We wish to find a vector \(\mathbf{x} \in \mathbb{R}^n\) for which \(\|\mathbf{r}(\mathbf{x})\|\) will be a minimum. A solution \(\mathbf{\hat x}\) that minimizes \(\|\mathbf{r}(\mathbf{x})\|\) is a least squares solution of the system \(A \mathbf{x} = \mathbf{b}\). Do note that minimizing \(\|\mathbf{r}(\mathbf{x})\|\) is equivalent to minimizing \(\|\mathbf{r}(\mathbf{x})\|^2\).

Theorem 7: let \(S\) be a subspace of \(\mathbb{R}^m\). For each \(b \in \mathbb{R}^m\), there exists a unique \(\mathbf{p} \in S\) that suffices

\[ \|\mathbf{b} - \mathbf{s}\| > \|\mathbf{b} - \mathbf{p}\|, \]

for all \(\mathbf{s} \in S\backslash\{\mathbf{p}\}\) and \(\mathbf{b} - \mathbf{p} \in S^\perp\).

Proof:

Will be added later.

If \(\mathbf{p} = A \mathbf{\hat x}\) in \(R(A)\) that is closest to \(\mathbf{b}\) then it follows that

\[ \mathbf{b} - \mathbf{p} = \mathbf{b} - A \mathbf{x} = \mathbf{r}(\mathbf{\hat x}), \]

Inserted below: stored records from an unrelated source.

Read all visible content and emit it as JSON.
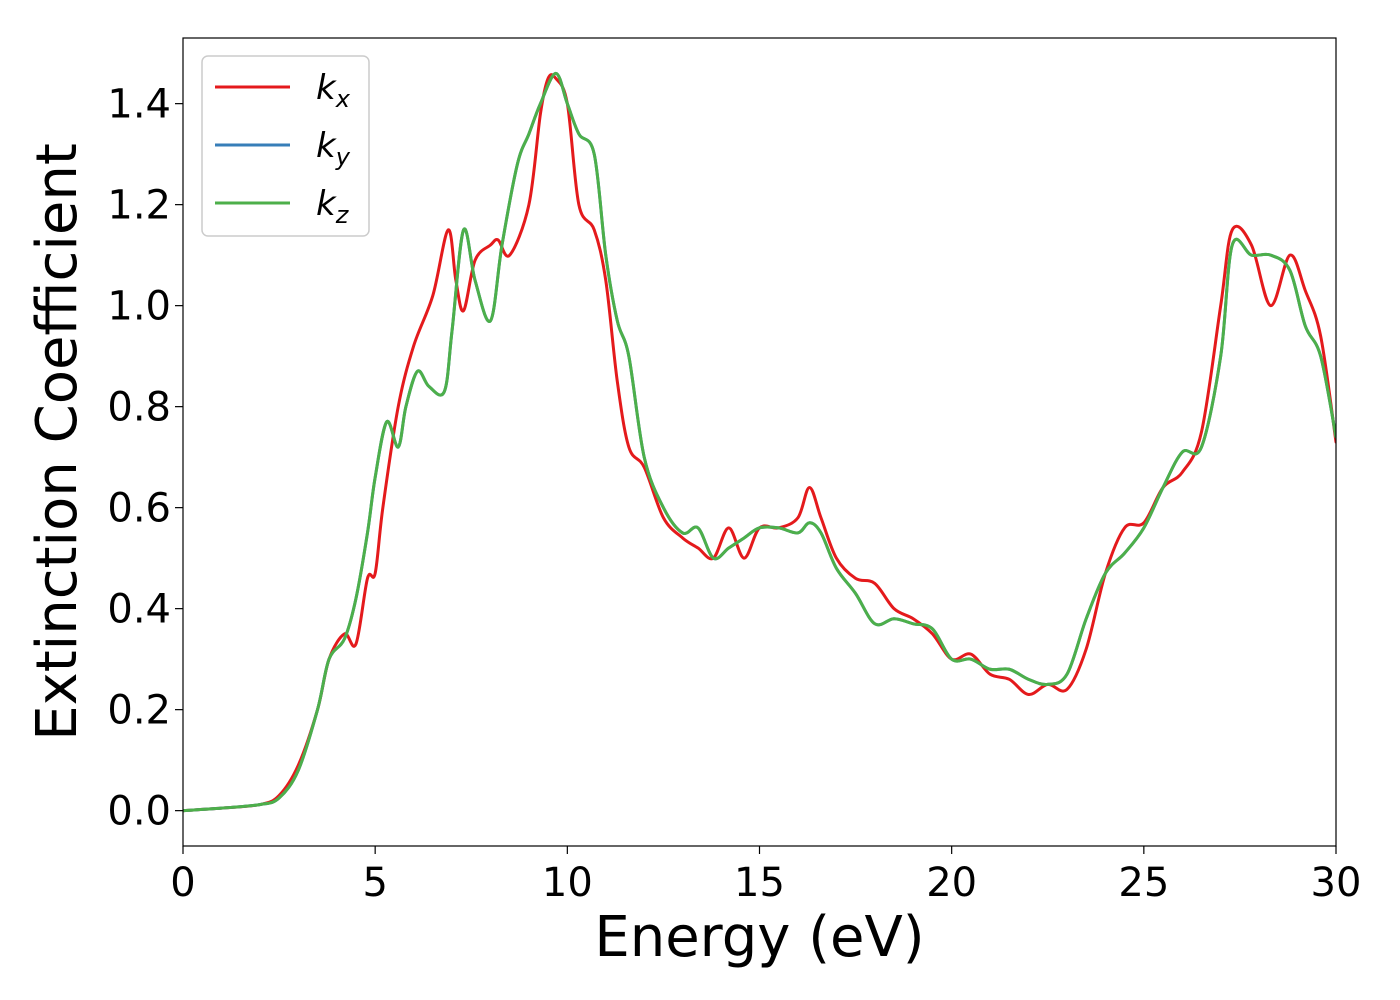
{
  "chart_data": {
    "type": "line",
    "title": "",
    "xlabel": "Energy (eV)",
    "ylabel": "Extinction Coefficient",
    "xlim": [
      0,
      30
    ],
    "ylim": [
      -0.07,
      1.53
    ],
    "xticks": [
      0,
      5,
      10,
      15,
      20,
      25,
      30
    ],
    "xtick_labels": [
      "0",
      "5",
      "10",
      "15",
      "20",
      "25",
      "30"
    ],
    "yticks": [
      0.0,
      0.2,
      0.4,
      0.6,
      0.8,
      1.0,
      1.2,
      1.4
    ],
    "ytick_labels": [
      "0.0",
      "0.2",
      "0.4",
      "0.6",
      "0.8",
      "1.0",
      "1.2",
      "1.4"
    ],
    "grid": false,
    "legend_position": "top-left",
    "series": [
      {
        "name": "k_x",
        "label_main": "k",
        "label_sub": "x",
        "color": "#e41a1c",
        "x": [
          0,
          1,
          2,
          2.5,
          3,
          3.5,
          3.8,
          4.2,
          4.5,
          4.8,
          5.0,
          5.2,
          5.6,
          6.0,
          6.5,
          6.9,
          7.1,
          7.3,
          7.6,
          8.0,
          8.2,
          8.5,
          9.0,
          9.3,
          9.5,
          9.7,
          10.0,
          10.3,
          10.7,
          11.0,
          11.3,
          11.6,
          12.0,
          12.5,
          13.0,
          13.4,
          13.8,
          14.2,
          14.6,
          15.0,
          15.5,
          16.0,
          16.3,
          16.6,
          17.0,
          17.5,
          18.0,
          18.5,
          19.0,
          19.5,
          20.0,
          20.5,
          21.0,
          21.5,
          22.0,
          22.5,
          23.0,
          23.5,
          24.0,
          24.5,
          25.0,
          25.5,
          26.0,
          26.5,
          27.0,
          27.3,
          27.8,
          28.3,
          28.8,
          29.2,
          29.6,
          30.0
        ],
        "y": [
          0.0,
          0.005,
          0.012,
          0.03,
          0.09,
          0.2,
          0.3,
          0.35,
          0.33,
          0.46,
          0.47,
          0.6,
          0.8,
          0.92,
          1.02,
          1.15,
          1.05,
          0.99,
          1.09,
          1.12,
          1.13,
          1.1,
          1.2,
          1.38,
          1.45,
          1.45,
          1.4,
          1.2,
          1.15,
          1.05,
          0.85,
          0.72,
          0.68,
          0.58,
          0.54,
          0.52,
          0.5,
          0.56,
          0.5,
          0.56,
          0.56,
          0.58,
          0.64,
          0.58,
          0.5,
          0.46,
          0.45,
          0.4,
          0.38,
          0.35,
          0.3,
          0.31,
          0.27,
          0.26,
          0.23,
          0.25,
          0.24,
          0.32,
          0.47,
          0.56,
          0.57,
          0.64,
          0.67,
          0.75,
          1.0,
          1.15,
          1.12,
          1.0,
          1.1,
          1.03,
          0.94,
          0.73
        ]
      },
      {
        "name": "k_y",
        "label_main": "k",
        "label_sub": "y",
        "color": "#377eb8",
        "x": [
          0,
          1,
          2,
          2.5,
          3,
          3.5,
          3.8,
          4.2,
          4.5,
          4.8,
          5.0,
          5.3,
          5.6,
          5.8,
          6.1,
          6.4,
          6.8,
          7.0,
          7.3,
          7.6,
          8.0,
          8.3,
          8.7,
          9.0,
          9.3,
          9.7,
          10.0,
          10.3,
          10.7,
          11.0,
          11.3,
          11.6,
          12.0,
          12.5,
          13.0,
          13.4,
          13.8,
          14.2,
          14.6,
          15.0,
          15.5,
          16.0,
          16.3,
          16.6,
          17.0,
          17.5,
          18.0,
          18.5,
          19.0,
          19.5,
          20.0,
          20.5,
          21.0,
          21.5,
          22.0,
          22.5,
          23.0,
          23.5,
          24.0,
          24.5,
          25.0,
          25.5,
          26.0,
          26.5,
          27.0,
          27.3,
          27.8,
          28.3,
          28.8,
          29.2,
          29.6,
          30.0
        ],
        "y": [
          0.0,
          0.005,
          0.012,
          0.025,
          0.08,
          0.2,
          0.3,
          0.34,
          0.42,
          0.55,
          0.66,
          0.77,
          0.72,
          0.8,
          0.87,
          0.84,
          0.83,
          0.95,
          1.15,
          1.05,
          0.97,
          1.12,
          1.28,
          1.34,
          1.4,
          1.46,
          1.4,
          1.34,
          1.3,
          1.1,
          0.97,
          0.9,
          0.7,
          0.6,
          0.55,
          0.56,
          0.5,
          0.52,
          0.54,
          0.56,
          0.56,
          0.55,
          0.57,
          0.55,
          0.48,
          0.43,
          0.37,
          0.38,
          0.37,
          0.36,
          0.3,
          0.3,
          0.28,
          0.28,
          0.26,
          0.25,
          0.27,
          0.38,
          0.47,
          0.51,
          0.56,
          0.64,
          0.71,
          0.72,
          0.9,
          1.12,
          1.1,
          1.1,
          1.07,
          0.96,
          0.9,
          0.74
        ]
      },
      {
        "name": "k_z",
        "label_main": "k",
        "label_sub": "z",
        "color": "#4daf4a",
        "x": [
          0,
          1,
          2,
          2.5,
          3,
          3.5,
          3.8,
          4.2,
          4.5,
          4.8,
          5.0,
          5.3,
          5.6,
          5.8,
          6.1,
          6.4,
          6.8,
          7.0,
          7.3,
          7.6,
          8.0,
          8.3,
          8.7,
          9.0,
          9.3,
          9.7,
          10.0,
          10.3,
          10.7,
          11.0,
          11.3,
          11.6,
          12.0,
          12.5,
          13.0,
          13.4,
          13.8,
          14.2,
          14.6,
          15.0,
          15.5,
          16.0,
          16.3,
          16.6,
          17.0,
          17.5,
          18.0,
          18.5,
          19.0,
          19.5,
          20.0,
          20.5,
          21.0,
          21.5,
          22.0,
          22.5,
          23.0,
          23.5,
          24.0,
          24.5,
          25.0,
          25.5,
          26.0,
          26.5,
          27.0,
          27.3,
          27.8,
          28.3,
          28.8,
          29.2,
          29.6,
          30.0
        ],
        "y": [
          0.0,
          0.005,
          0.012,
          0.025,
          0.08,
          0.2,
          0.3,
          0.34,
          0.42,
          0.55,
          0.66,
          0.77,
          0.72,
          0.8,
          0.87,
          0.84,
          0.83,
          0.95,
          1.15,
          1.05,
          0.97,
          1.12,
          1.28,
          1.34,
          1.4,
          1.46,
          1.4,
          1.34,
          1.3,
          1.1,
          0.97,
          0.9,
          0.7,
          0.6,
          0.55,
          0.56,
          0.5,
          0.52,
          0.54,
          0.56,
          0.56,
          0.55,
          0.57,
          0.55,
          0.48,
          0.43,
          0.37,
          0.38,
          0.37,
          0.36,
          0.3,
          0.3,
          0.28,
          0.28,
          0.26,
          0.25,
          0.27,
          0.38,
          0.47,
          0.51,
          0.56,
          0.64,
          0.71,
          0.72,
          0.9,
          1.12,
          1.1,
          1.1,
          1.07,
          0.96,
          0.9,
          0.74
        ]
      }
    ]
  }
}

must be an element of \(R(A)^\perp\). Thus, \(\mathbf{\hat x}\) is a solution to the least squares problem if and only if

\[ \mathbf{r}(\mathbf{\hat x}) \in R(A)^\perp = N(A^T). \]

Thus to solve for \(\mathbf{\hat x}\) we have the normal equations given by

\[ A^T A \mathbf{x} = A^T \mathbf{b}. \]

Uniqueness of \(\mathbf{\hat x}\) can be obtained if \(A^T A\) is nonsingular which will be posed in the following theorem.

Theorem 8: let \(A \in \mathbb{R}^{m \times n}\) be an \(m \times n\) matrix with rank \(n\), then \(A^T A\) is nonsingular.

Proof:

Let \(A \in \mathbb{R}^{m \times n}\) be an \(m \times n\) matrix with rank \(n\). Let \(\mathbf{v}\) be a solution of

\[ A^T A \mathbf{x} = \mathbf{0}, \]

then \(A \mathbf{v} \in N(A^T)\), but we also have that \(A \mathbf{v} \in R(A) = N(A^T)^\perp\). Since \(N(A^T) \cap N(A^T)^\perp = \{\mathbf{0}\}\) it follows that

\[ A\mathbf{v} = \mathbf{0}, \]

so \(\mathbf{v} = \mathbf{0}\) by the nonsingularity of \(A\).

It follows that

\[ \mathbf{\hat x} = (A^T A)^{-1} A^T \mathbf{b}, \]

is the unique solution of the normal equations for \(A\) nonsingular and consequently, the unique least squares solution of the system \(A \mathbf{x} = \mathbf{b}\).